Creating my AI Hotel Satisfaction Predictor

September 27, 2023 05:56 AM Share

A few years ago, while traveling through Europe, I stayed at a hotel that looked great on paper. The online reviews praised certain aspects like the wifi and comfort but criticized others like the food and cleanliness. When I finally stayed there, I noticed that my own impression was a mix of these reviews. The room was comfortable, but the restaurant quality was indeed low. That trip made me realize how subjective satisfaction is, and how much it depends on specific features that matter differently to each scenario. Dataset used here.

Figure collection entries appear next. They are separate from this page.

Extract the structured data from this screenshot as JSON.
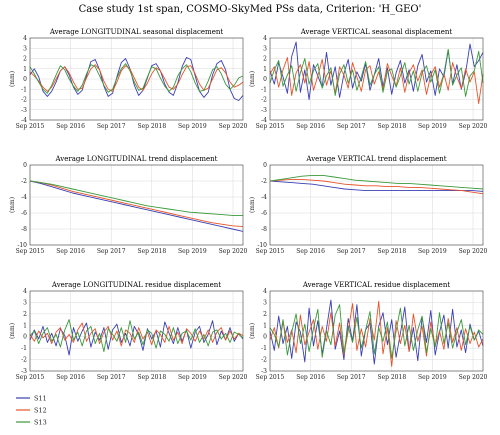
{
  "figure": {
    "title": "Case study 1st span, COSMO-SkyMed PSs data, Criterion: 'H_GEO'"
  },
  "colors": {
    "S11": "#3a3fb5",
    "S12": "#e8542a",
    "S13": "#3a9a3a"
  },
  "legend": {
    "placement": "bottom-left",
    "entries": [
      "S11",
      "S12",
      "S13"
    ]
  },
  "chart_data": [
    {
      "type": "line",
      "title": "Average LONGITUDINAL seasonal displacement",
      "ylabel": "(mm)",
      "ylim": [
        -4,
        4
      ],
      "yticks": [
        4,
        3,
        2,
        1,
        0,
        -1,
        -2,
        -3,
        -4
      ],
      "xticks": [
        "Sep 2015",
        "Sep 2016",
        "Sep 2017",
        "Sep 2018",
        "Sep 2019",
        "Sep 2020"
      ],
      "grid": true,
      "series": [
        {
          "name": "S11",
          "values": [
            0.4,
            1.0,
            0.2,
            -1.2,
            -1.7,
            -1.2,
            -0.3,
            0.8,
            1.2,
            0.4,
            -0.8,
            -1.5,
            -1.1,
            0.3,
            1.7,
            1.9,
            0.9,
            -0.7,
            -1.7,
            -1.4,
            0.2,
            1.6,
            2.0,
            1.0,
            -0.6,
            -1.6,
            -1.1,
            0.1,
            1.3,
            1.5,
            0.8,
            -0.5,
            -1.3,
            -1.6,
            -0.4,
            1.2,
            2.1,
            1.9,
            0.3,
            -1.2,
            -1.8,
            -1.3,
            0.4,
            1.5,
            1.8,
            0.9,
            -1.0,
            -1.9,
            -2.1,
            -1.6
          ]
        },
        {
          "name": "S12",
          "values": [
            0.7,
            0.3,
            -0.2,
            -0.8,
            -1.2,
            -0.8,
            0.0,
            0.8,
            1.2,
            0.6,
            -0.3,
            -1.0,
            -0.9,
            0.1,
            1.0,
            1.4,
            0.9,
            -0.2,
            -1.0,
            -1.2,
            -0.3,
            0.8,
            1.3,
            1.0,
            0.1,
            -0.8,
            -1.1,
            -0.4,
            0.5,
            1.1,
            0.8,
            0.0,
            -0.8,
            -1.0,
            -0.5,
            0.4,
            1.2,
            1.3,
            0.5,
            -0.5,
            -1.1,
            -0.9,
            0.0,
            0.9,
            1.1,
            0.6,
            -0.3,
            -0.8,
            -0.6,
            -0.3
          ]
        },
        {
          "name": "S13",
          "values": [
            1.2,
            0.5,
            -0.3,
            -1.0,
            -1.4,
            -0.6,
            0.4,
            1.3,
            0.9,
            0.0,
            -0.7,
            -1.2,
            -0.6,
            0.5,
            1.4,
            1.2,
            0.3,
            -0.6,
            -1.3,
            -1.0,
            0.1,
            1.0,
            1.5,
            0.8,
            -0.3,
            -1.1,
            -0.9,
            0.2,
            1.2,
            1.0,
            0.1,
            -0.7,
            -1.2,
            -0.8,
            0.3,
            1.0,
            1.4,
            0.7,
            -0.4,
            -1.2,
            -1.1,
            -0.2,
            0.9,
            1.2,
            0.5,
            -0.5,
            -1.0,
            -0.6,
            0.1,
            0.3
          ]
        }
      ]
    },
    {
      "type": "line",
      "title": "Average VERTICAL seasonal displacement",
      "ylabel": "(mm)",
      "ylim": [
        -4,
        4
      ],
      "yticks": [
        4,
        3,
        2,
        1,
        0,
        -1,
        -2,
        -3,
        -4
      ],
      "xticks": [
        "Sep 2015",
        "Sep 2016",
        "Sep 2017",
        "Sep 2018",
        "Sep 2019",
        "Sep 2020"
      ],
      "grid": true,
      "series": [
        {
          "name": "S11",
          "values": [
            0.8,
            -0.5,
            1.6,
            0.2,
            -1.4,
            2.2,
            3.6,
            -1.3,
            0.9,
            -2.0,
            1.4,
            0.3,
            -0.8,
            2.6,
            -0.6,
            1.2,
            -1.8,
            0.5,
            1.9,
            -0.9,
            0.7,
            -0.2,
            1.5,
            -1.1,
            0.4,
            2.0,
            -0.7,
            1.1,
            -1.5,
            0.6,
            1.8,
            -0.4,
            0.9,
            -1.2,
            1.3,
            2.4,
            -0.3,
            0.8,
            -1.6,
            1.0,
            0.2,
            2.8,
            -0.5,
            1.4,
            -1.0,
            0.6,
            3.4,
            1.2,
            1.8,
            2.6
          ]
        },
        {
          "name": "S12",
          "values": [
            0.5,
            1.2,
            -0.8,
            0.9,
            2.1,
            -1.6,
            0.6,
            1.4,
            -0.4,
            1.7,
            -1.1,
            0.3,
            1.9,
            -0.6,
            0.8,
            -1.4,
            1.2,
            0.4,
            -0.9,
            1.6,
            0.2,
            -1.2,
            0.9,
            1.3,
            -0.5,
            0.7,
            -1.0,
            1.5,
            0.3,
            -0.7,
            1.1,
            -1.3,
            0.6,
            1.4,
            -0.2,
            0.9,
            -1.5,
            0.4,
            1.2,
            -0.8,
            0.5,
            -1.1,
            1.6,
            0.2,
            -0.9,
            1.0,
            -0.3,
            0.7,
            -2.4,
            0.5
          ]
        },
        {
          "name": "S13",
          "values": [
            -0.4,
            0.9,
            1.8,
            -0.7,
            0.4,
            1.3,
            -1.2,
            0.6,
            2.0,
            -0.5,
            0.8,
            1.5,
            -0.9,
            0.3,
            1.1,
            -1.6,
            0.5,
            1.4,
            -0.4,
            0.9,
            -1.1,
            0.2,
            1.7,
            -0.6,
            0.4,
            1.2,
            -1.3,
            0.7,
            1.0,
            -0.8,
            0.3,
            1.6,
            -0.5,
            0.8,
            -1.2,
            0.6,
            1.3,
            -0.3,
            0.9,
            -1.4,
            0.5,
            2.9,
            -0.6,
            0.4,
            1.1,
            -1.7,
            0.3,
            0.8,
            2.7,
            -0.4
          ]
        }
      ]
    },
    {
      "type": "line",
      "title": "Average LONGITUDINAL trend displacement",
      "ylabel": "(mm)",
      "ylim": [
        -10,
        0
      ],
      "yticks": [
        0,
        -2,
        -4,
        -6,
        -8,
        -10
      ],
      "xticks": [
        "Sep 2015",
        "Sep 2016",
        "Sep 2017",
        "Sep 2018",
        "Sep 2019",
        "Sep 2020"
      ],
      "grid": true,
      "series": [
        {
          "name": "S11",
          "values": [
            -2.0,
            -2.3,
            -2.7,
            -3.1,
            -3.5,
            -3.8,
            -4.1,
            -4.4,
            -4.7,
            -5.0,
            -5.3,
            -5.6,
            -5.9,
            -6.2,
            -6.5,
            -6.8,
            -7.1,
            -7.4,
            -7.7,
            -8.0,
            -8.3
          ]
        },
        {
          "name": "S12",
          "values": [
            -2.0,
            -2.2,
            -2.5,
            -2.9,
            -3.3,
            -3.6,
            -3.9,
            -4.2,
            -4.5,
            -4.8,
            -5.1,
            -5.4,
            -5.7,
            -6.0,
            -6.3,
            -6.6,
            -6.9,
            -7.2,
            -7.4,
            -7.6,
            -7.7
          ]
        },
        {
          "name": "S13",
          "values": [
            -2.0,
            -2.2,
            -2.4,
            -2.7,
            -3.0,
            -3.3,
            -3.6,
            -3.9,
            -4.2,
            -4.5,
            -4.8,
            -5.1,
            -5.3,
            -5.5,
            -5.7,
            -5.9,
            -6.0,
            -6.1,
            -6.2,
            -6.3,
            -6.3
          ]
        }
      ]
    },
    {
      "type": "line",
      "title": "Average VERTICAL trend displacement",
      "ylabel": "(mm)",
      "ylim": [
        -10,
        0
      ],
      "yticks": [
        0,
        -2,
        -4,
        -6,
        -8,
        -10
      ],
      "xticks": [
        "Sep 2015",
        "Sep 2016",
        "Sep 2017",
        "Sep 2018",
        "Sep 2019",
        "Sep 2020"
      ],
      "grid": true,
      "series": [
        {
          "name": "S11",
          "values": [
            -2.0,
            -2.1,
            -2.2,
            -2.3,
            -2.4,
            -2.6,
            -2.8,
            -3.0,
            -3.1,
            -3.2,
            -3.2,
            -3.2,
            -3.2,
            -3.2,
            -3.2,
            -3.2,
            -3.2,
            -3.2,
            -3.2,
            -3.2,
            -3.3
          ]
        },
        {
          "name": "S12",
          "values": [
            -2.0,
            -1.9,
            -1.8,
            -1.8,
            -1.9,
            -2.0,
            -2.2,
            -2.4,
            -2.5,
            -2.6,
            -2.6,
            -2.7,
            -2.7,
            -2.8,
            -2.8,
            -2.9,
            -3.0,
            -3.1,
            -3.2,
            -3.4,
            -3.6
          ]
        },
        {
          "name": "S13",
          "values": [
            -2.0,
            -1.8,
            -1.6,
            -1.4,
            -1.3,
            -1.3,
            -1.5,
            -1.7,
            -1.9,
            -2.0,
            -2.1,
            -2.2,
            -2.3,
            -2.3,
            -2.4,
            -2.5,
            -2.6,
            -2.7,
            -2.8,
            -2.9,
            -3.0
          ]
        }
      ]
    },
    {
      "type": "line",
      "title": "Average LONGITUDINAL residue displacement",
      "ylabel": "(mm)",
      "ylim": [
        -3,
        4
      ],
      "yticks": [
        4,
        3,
        2,
        1,
        0,
        -1,
        -2,
        -3
      ],
      "xticks": [
        "Sep 2015",
        "Sep 2016",
        "Sep 2017",
        "Sep 2018",
        "Sep 2019",
        "Sep 2020"
      ],
      "grid": true,
      "series": [
        {
          "name": "S11",
          "values": [
            -0.3,
            0.6,
            -0.2,
            0.9,
            -0.5,
            0.3,
            -0.8,
            0.7,
            0.1,
            -1.6,
            0.8,
            -0.4,
            0.5,
            1.2,
            -0.9,
            0.4,
            -0.3,
            0.8,
            -1.1,
            0.6,
            1.1,
            -0.5,
            0.3,
            -0.8,
            0.9,
            0.2,
            -1.2,
            0.7,
            -0.2,
            0.5,
            -0.9,
            1.3,
            0.3,
            -0.6,
            0.8,
            -0.4,
            0.6,
            -1.0,
            0.4,
            0.9,
            -0.5,
            0.2,
            1.4,
            -0.7,
            0.5,
            -0.3,
            0.8,
            -0.4,
            0.3,
            -0.2
          ]
        },
        {
          "name": "S12",
          "values": [
            0.2,
            -0.4,
            0.5,
            -0.1,
            0.3,
            -0.6,
            0.4,
            0.8,
            -0.3,
            0.2,
            -0.5,
            0.6,
            1.2,
            -0.4,
            0.3,
            0.7,
            -0.6,
            0.4,
            0.9,
            -0.3,
            0.5,
            -0.8,
            0.6,
            0.3,
            -0.5,
            0.8,
            -0.2,
            0.4,
            -0.7,
            0.6,
            0.2,
            -0.5,
            0.9,
            -0.3,
            0.4,
            -0.6,
            0.7,
            0.3,
            -0.4,
            0.5,
            -0.2,
            0.6,
            -0.5,
            0.4,
            0.8,
            -0.3,
            0.5,
            -0.2,
            0.3,
            0.1
          ]
        },
        {
          "name": "S13",
          "values": [
            0.1,
            0.5,
            -0.6,
            0.3,
            0.8,
            -0.4,
            0.2,
            -0.9,
            0.6,
            1.5,
            -0.3,
            0.4,
            -0.8,
            0.5,
            0.9,
            -0.6,
            0.3,
            -1.3,
            0.7,
            0.2,
            -0.4,
            0.8,
            -0.5,
            1.4,
            -0.2,
            0.4,
            -0.7,
            0.6,
            0.3,
            -1.0,
            0.5,
            0.2,
            -0.4,
            0.8,
            -0.6,
            0.3,
            0.5,
            -0.3,
            0.7,
            -0.5,
            0.2,
            -0.8,
            0.4,
            0.6,
            -0.2,
            0.3,
            -0.5,
            0.4,
            0.2,
            -0.1
          ]
        }
      ]
    },
    {
      "type": "line",
      "title": "Average VERTICAL residue displacement",
      "ylabel": "(mm)",
      "ylim": [
        -3,
        4
      ],
      "yticks": [
        4,
        3,
        2,
        1,
        0,
        -1,
        -2,
        -3
      ],
      "xticks": [
        "Sep 2015",
        "Sep 2016",
        "Sep 2017",
        "Sep 2018",
        "Sep 2019",
        "Sep 2020"
      ],
      "grid": true,
      "series": [
        {
          "name": "S11",
          "values": [
            0.5,
            -1.2,
            1.8,
            -0.6,
            0.9,
            -1.9,
            1.3,
            0.4,
            -2.2,
            2.5,
            -0.8,
            1.4,
            -1.5,
            0.7,
            3.2,
            -1.1,
            0.5,
            -2.0,
            1.6,
            -0.4,
            2.8,
            -1.7,
            0.6,
            1.2,
            -2.4,
            0.9,
            2.1,
            -0.7,
            1.5,
            -1.8,
            0.3,
            2.6,
            -1.3,
            0.8,
            -2.1,
            1.7,
            -0.5,
            2.3,
            -1.6,
            0.4,
            1.9,
            -1.0,
            2.4,
            -0.9,
            0.6,
            -1.4,
            1.1,
            -0.3,
            0.5,
            -0.8
          ]
        },
        {
          "name": "S12",
          "values": [
            -0.3,
            0.8,
            -1.0,
            1.3,
            -0.5,
            0.6,
            -1.4,
            1.9,
            -0.7,
            0.4,
            1.5,
            -1.1,
            0.9,
            -0.4,
            2.1,
            -0.8,
            1.2,
            -1.6,
            0.5,
            2.9,
            -1.2,
            0.7,
            -0.9,
            1.6,
            -0.3,
            3.1,
            -1.5,
            0.8,
            -2.6,
            1.4,
            -0.6,
            1.0,
            -1.3,
            2.0,
            -0.4,
            0.9,
            -1.7,
            1.3,
            -0.8,
            0.5,
            -1.1,
            1.6,
            -0.5,
            0.8,
            -1.2,
            0.7,
            -0.6,
            0.4,
            -0.9,
            -0.2
          ]
        },
        {
          "name": "S13",
          "values": [
            0.8,
            0.2,
            -0.9,
            1.5,
            -1.6,
            0.4,
            2.0,
            -0.6,
            1.1,
            -1.3,
            0.7,
            2.4,
            -1.8,
            0.5,
            -0.7,
            1.9,
            2.8,
            -1.4,
            0.9,
            -0.5,
            1.7,
            -1.0,
            0.6,
            2.2,
            -1.5,
            0.8,
            -0.4,
            1.3,
            -1.9,
            0.5,
            2.5,
            -0.8,
            1.0,
            -1.2,
            0.6,
            1.8,
            -1.4,
            0.7,
            -0.9,
            2.1,
            -0.6,
            1.2,
            -1.0,
            0.4,
            1.5,
            -0.7,
            0.9,
            -0.3,
            0.6,
            0.2
          ]
        }
      ]
    }
  ]
}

Creating my AI Hotel Satisfaction Predictor

Later, as I learned more about machine learning, I wanted to connect real-life scenarios with predictive systems. I asked myself: what if there was a way to predict whether someone like me would be satisfied with a hotel stay, based on a set of features? The idea turned into this project. It became a tool that accepts structured information like travel purpose, booking type, and service ratings, and then produces a satisfaction prediction. Streamlit made it easy to present the idea as an interactive web app.

Project Structure

The unzipped folder contained three major components:

app.py: The Streamlit application script that defines the layout, input widgets, model loading, and output display. This is the heart of the project.
requirements.txt: The dependency file that ensures the same environment can be recreated by anyone running the app. Each line locks a specific version of a package.
models/hotel_satisfaction_pipeline.joblib: The trained pipeline saved with joblib. This binary object contains both preprocessing and the classifier that interprets inputs.

Each file had a specific role. The script controlled the flow, the requirements provided consistency, and the model file held the intelligence.

requirements.txt Explained in Context

streamlit
pandas==2.2.2
scikit-learn==1.6.1
numpy==2.0.2
scipy==1.16.1
joblib==1.5.2

Streamlit

Streamlit enabled me to focus on user experience without writing raw HTML or JavaScript. It provided high-level widgets like selectbox and slider which I used to capture categorical and numerical values. It also offered functions like st.success and st.dataframe to render results. Without Streamlit, I would have spent significant time building a frontend.

Pandas

The model pipeline expected data in a tabular format. Pandas was perfect for that because I could take all user input, wrap it into a dictionary, and then convert it into a single-row DataFrame. By explicitly setting columns equal to feature_cols, I ensured alignment with training. Pandas also made it easy to structure probability outputs into a sortable DataFrame for display.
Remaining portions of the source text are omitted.